Different plane and a different projection of the same real stuff. The world doesn’t give a damn what we say about it, so we’re free to make new stories on demand. There are always new towers being built, and raw materials getting freed up as older ones are disassembled.
I wave down Walnut Street, and never really think about it again except with a smile. I wonder where those people live now, and what it’s like in the world for them. Is it the same? Is it transformed yet?
Always be willing to wait for one of the Elevators that Doesn’t Get Stuck.

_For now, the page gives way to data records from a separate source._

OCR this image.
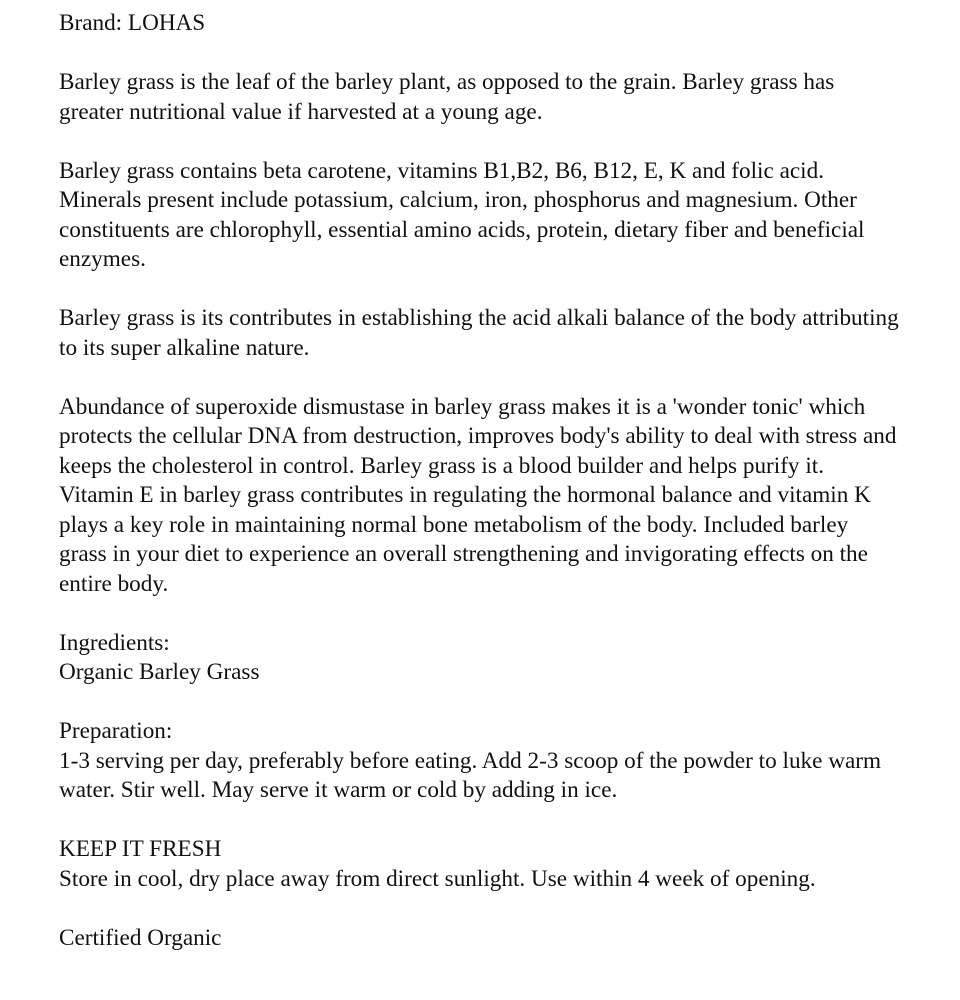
Brand: LOHAS

Barley grass is the leaf of the barley plant, as opposed to the grain. Barley grass has greater nutritional value if harvested at a young age.

Barley grass contains beta carotene, vitamins B1,B2, B6, B12, E, K and folic acid. Minerals present include potassium, calcium, iron, phosphorus and magnesium. Other constituents are chlorophyll, essential amino acids, protein, dietary fiber and beneficial enzymes.

Barley grass is its contributes in establishing the acid alkali balance of the body attributing to its super alkaline nature.

Abundance of superoxide dismustase in barley grass makes it is a 'wonder tonic' which protects the cellular DNA from destruction, improves body's ability to deal with stress and keeps the cholesterol in control. Barley grass is a blood builder and helps purify it. Vitamin E in barley grass contributes in regulating the hormonal balance and vitamin K plays a key role in maintaining normal bone metabolism of the body. Included barley grass in your diet to experience an overall strengthening and invigorating effects on the entire body.

Ingredients:
Organic Barley Grass

Preparation:
1-3 serving per day, preferably before eating. Add 2-3 scoop of the powder to luke warm water. Stir well. May serve it warm or cold by adding in ice.

KEEP IT FRESH
Store in cool, dry place away from direct sunlight. Use within 4 week of opening.

Certified Organic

What I do is edit. I’m an Editor. It will be a little while before folks realize what that means, is all. And I’ll be shrugging right there alongside them as we find the words to use when we explain it, and tell that story more usefully, more simply. And maybe a cure will start to come along with these new stories, as more people realize they have trouble telling unfaceted tales, linear tales, stable tales of one thing leading to another.
Being an Editor has a lot to do with salvage, with surfacing and suggesting uses for the raw materials freed up when our stories change themselves. You site yourself at the edges of several shadows, and you squint up at the sun to see what’s really up there, and over time you learn to make some shadows of your own. Every story changes itself in the telling. That’s not merely our work as Editors, but our lives.
Nobody would believe me if I came right out and said that I create the field to suit the work I want to do. On the fly; not from whole cloth, but from the chunks of other fields as needed. Nor will they believe you, when you are cured of your profession and start to merely do what’s called for to make yourself useful.
At least that’s the story I tell myself. It does the job.
Later: Laurent Bossavit has reminded me of Venkatash Rao’s similar essay from a few months back, far less elliptical than mine. Go and enjoy. It’s good to fit.